Researchers administered tamoxifen, the chosen drug trigger, to turn up production of beta-catenin production in three- and six-month-old conditional activation mice. Researchers then examined the articular cartilage tissues two months later to look for structural and morphological changes. They found severe destruction in the articular cartilage of eight-month-old beta-catenin cAct mice. Even at the molecular level, the joints of the study mice mimicked those seen in human OA patients. Processes underway meant to heal the joint only added to disease by mistakenly forming bone where cartilage should be and by causing misguided cell growth. Control mice without high levels of beta-catenin expression experienced no damage to their cartilage.
Further analysis found that too much beta-catenin signaled for higher production of an enzyme, matrix metalloproteinase 13 (MMP-13), known to preferentially destroy the type 2 collagen that makes up 90 percent of articular cartilage.

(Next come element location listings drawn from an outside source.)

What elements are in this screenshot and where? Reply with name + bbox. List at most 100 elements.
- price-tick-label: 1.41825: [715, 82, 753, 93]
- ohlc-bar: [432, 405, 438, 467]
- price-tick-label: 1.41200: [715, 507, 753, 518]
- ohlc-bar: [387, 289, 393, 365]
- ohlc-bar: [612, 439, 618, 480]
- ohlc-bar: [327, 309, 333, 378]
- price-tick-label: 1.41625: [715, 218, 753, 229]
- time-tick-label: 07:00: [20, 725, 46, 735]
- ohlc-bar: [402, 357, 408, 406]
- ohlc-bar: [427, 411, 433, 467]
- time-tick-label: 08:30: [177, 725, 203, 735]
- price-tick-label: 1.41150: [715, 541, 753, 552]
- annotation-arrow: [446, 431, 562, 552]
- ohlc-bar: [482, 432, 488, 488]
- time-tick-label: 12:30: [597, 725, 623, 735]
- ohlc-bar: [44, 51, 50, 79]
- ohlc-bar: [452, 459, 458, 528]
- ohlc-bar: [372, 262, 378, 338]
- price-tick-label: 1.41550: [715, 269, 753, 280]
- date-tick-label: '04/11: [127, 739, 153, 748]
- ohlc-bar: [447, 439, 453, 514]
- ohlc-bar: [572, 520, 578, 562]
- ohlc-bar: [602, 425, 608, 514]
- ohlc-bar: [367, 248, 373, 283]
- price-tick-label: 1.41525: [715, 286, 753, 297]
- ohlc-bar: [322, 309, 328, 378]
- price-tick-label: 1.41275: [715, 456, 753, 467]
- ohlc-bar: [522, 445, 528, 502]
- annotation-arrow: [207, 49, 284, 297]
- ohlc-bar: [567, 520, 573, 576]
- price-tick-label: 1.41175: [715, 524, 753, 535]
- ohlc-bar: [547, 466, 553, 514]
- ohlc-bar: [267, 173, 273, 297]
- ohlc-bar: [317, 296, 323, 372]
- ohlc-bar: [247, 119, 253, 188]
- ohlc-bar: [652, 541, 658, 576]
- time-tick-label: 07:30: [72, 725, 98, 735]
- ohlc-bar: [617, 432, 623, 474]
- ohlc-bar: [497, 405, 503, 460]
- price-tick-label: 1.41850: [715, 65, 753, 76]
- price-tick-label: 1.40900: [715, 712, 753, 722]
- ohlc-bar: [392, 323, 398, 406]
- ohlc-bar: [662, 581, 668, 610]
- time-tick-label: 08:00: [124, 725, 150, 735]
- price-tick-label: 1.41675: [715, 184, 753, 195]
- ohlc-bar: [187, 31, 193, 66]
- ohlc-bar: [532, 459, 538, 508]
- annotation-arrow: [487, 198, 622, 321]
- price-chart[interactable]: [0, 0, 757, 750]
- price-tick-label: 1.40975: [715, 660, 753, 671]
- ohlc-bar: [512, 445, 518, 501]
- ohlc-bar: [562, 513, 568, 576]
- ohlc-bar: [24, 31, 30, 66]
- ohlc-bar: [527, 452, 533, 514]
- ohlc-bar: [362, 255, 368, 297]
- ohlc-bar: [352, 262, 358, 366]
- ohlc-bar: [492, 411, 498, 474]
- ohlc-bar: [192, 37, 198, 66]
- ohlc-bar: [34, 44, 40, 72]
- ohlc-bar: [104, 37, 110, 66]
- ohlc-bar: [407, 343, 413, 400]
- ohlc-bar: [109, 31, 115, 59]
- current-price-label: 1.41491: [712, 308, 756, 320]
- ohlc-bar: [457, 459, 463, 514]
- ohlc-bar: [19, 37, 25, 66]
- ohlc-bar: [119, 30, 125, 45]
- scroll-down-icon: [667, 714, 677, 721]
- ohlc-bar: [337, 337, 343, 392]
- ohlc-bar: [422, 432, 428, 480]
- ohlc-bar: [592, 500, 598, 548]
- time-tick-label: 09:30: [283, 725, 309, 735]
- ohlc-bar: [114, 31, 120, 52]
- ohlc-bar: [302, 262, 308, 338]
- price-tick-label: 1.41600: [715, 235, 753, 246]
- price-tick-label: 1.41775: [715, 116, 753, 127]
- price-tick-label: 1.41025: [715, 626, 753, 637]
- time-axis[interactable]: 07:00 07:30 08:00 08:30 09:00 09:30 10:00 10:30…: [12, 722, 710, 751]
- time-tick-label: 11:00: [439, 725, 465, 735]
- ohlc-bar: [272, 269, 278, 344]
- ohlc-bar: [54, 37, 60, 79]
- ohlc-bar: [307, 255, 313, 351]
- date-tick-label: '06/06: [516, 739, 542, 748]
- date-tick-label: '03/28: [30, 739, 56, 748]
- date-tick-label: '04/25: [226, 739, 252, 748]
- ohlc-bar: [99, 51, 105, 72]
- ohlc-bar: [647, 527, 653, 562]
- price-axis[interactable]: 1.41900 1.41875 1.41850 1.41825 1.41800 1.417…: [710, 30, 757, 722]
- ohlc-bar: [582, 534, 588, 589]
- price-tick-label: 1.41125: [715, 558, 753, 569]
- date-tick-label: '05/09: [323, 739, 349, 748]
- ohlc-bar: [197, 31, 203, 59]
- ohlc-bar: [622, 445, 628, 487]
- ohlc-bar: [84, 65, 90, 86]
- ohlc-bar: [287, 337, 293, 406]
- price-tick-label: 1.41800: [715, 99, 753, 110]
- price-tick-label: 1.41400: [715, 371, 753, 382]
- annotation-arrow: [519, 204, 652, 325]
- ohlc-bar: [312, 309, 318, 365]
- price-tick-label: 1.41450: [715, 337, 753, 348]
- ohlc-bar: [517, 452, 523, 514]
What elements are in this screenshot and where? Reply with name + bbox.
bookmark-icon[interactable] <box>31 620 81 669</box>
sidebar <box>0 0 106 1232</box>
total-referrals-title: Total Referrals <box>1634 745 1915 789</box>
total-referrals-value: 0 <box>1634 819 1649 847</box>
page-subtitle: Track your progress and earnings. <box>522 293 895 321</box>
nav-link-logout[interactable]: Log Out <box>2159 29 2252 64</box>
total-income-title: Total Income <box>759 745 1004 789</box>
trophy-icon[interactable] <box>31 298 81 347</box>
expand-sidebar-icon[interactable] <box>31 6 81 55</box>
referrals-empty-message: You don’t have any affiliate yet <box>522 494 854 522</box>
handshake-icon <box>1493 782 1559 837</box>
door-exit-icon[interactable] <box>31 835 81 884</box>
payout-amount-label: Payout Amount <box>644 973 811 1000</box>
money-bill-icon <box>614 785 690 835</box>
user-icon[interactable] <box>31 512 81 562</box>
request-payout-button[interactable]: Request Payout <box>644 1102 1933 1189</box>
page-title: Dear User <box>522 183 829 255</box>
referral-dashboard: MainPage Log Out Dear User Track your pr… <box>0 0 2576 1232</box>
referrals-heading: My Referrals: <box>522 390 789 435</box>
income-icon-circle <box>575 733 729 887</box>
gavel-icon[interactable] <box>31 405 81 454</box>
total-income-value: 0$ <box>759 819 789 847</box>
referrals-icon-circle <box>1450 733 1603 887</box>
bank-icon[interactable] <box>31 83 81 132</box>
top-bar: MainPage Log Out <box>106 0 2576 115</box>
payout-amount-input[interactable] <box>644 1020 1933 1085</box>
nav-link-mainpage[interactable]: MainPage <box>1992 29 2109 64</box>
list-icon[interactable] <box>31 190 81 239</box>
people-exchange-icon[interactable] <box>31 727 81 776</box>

Secondly, higher beta-catenin levels were found to bring about a nearly sixfold increase in expression versus controls of the gene for bone morphogenic protein 2 (BMP-2), which encourages the differentiation of cartilage into bone. In the womb, bone develops in a two-step process: stem cells become cartilage and cartilage is replaced by bone, a process tightly controlled by signaling molecules that include beta-catenin. The same process occurs when bones heal in adults. While the transition of cartilage cells into bone is natural, it is not meant to occur in joints, where cartilage is prevented from becoming bone to maintain a cushion. In addition, higher BMP-2 levels have also been associated by past studies with the formation of painful, bony growths called osteophytes in osteoarthritic joints.
While the original gene mapping studies provided clues about the causes of osteoarthritis, they created mystery as well. The frzb gene mutation found to cause a rise in beta-catenin is extremely rare, but tens of millions of people develop osteoarthritis as they age. Something beside the frzb mutation must be causing most cases. One theory has it that the mechanical force created by the weight of the body on joints over time is converted into ever stronger biochemical signals for more beta-catenin. While the force applied to joints cannot be reduced (except by weight loss), destructive signals sent in response to that force might be shut down by future drugs.
Another theory proceeds from the fact that patients with injuries to the meniscus, the sponge-like layer of cartilage that sits between the bones of the knee, are much more likely to develop osteoarthritis in the ensuing years. Could the deteriorating meniscus be signaling nearby articular cartilage to raise beta-catenin levels?
Along with Chen, Mei Zhu, Qiuqian Wu, Mo Chen, Chao Xie, Randy Rosier, Regis O’Keefe and Michael Zuscik led the work within the Department of Orthopaedics and Center within the University of Rochester School of Medicine and Dentistry. Dezhi Tang led the effort at the Spine Research Institute at Shanghai University of Traditional Chinese Medicine in Shanghai, China, as did Suyang Hao in the Department of Pathology at the University of Massachusetts Memorial Medical Center.
“In the next step, our team already has studies underway looking at whether meniscal injuries or biochemical reactions to mechanical force cause beta-catenin levels to rise,” Chen said. “Other studies are already examining exactly how beta-catenin signaling changes levels of BMP-2 and MMP-13 in articular cartilage cells.”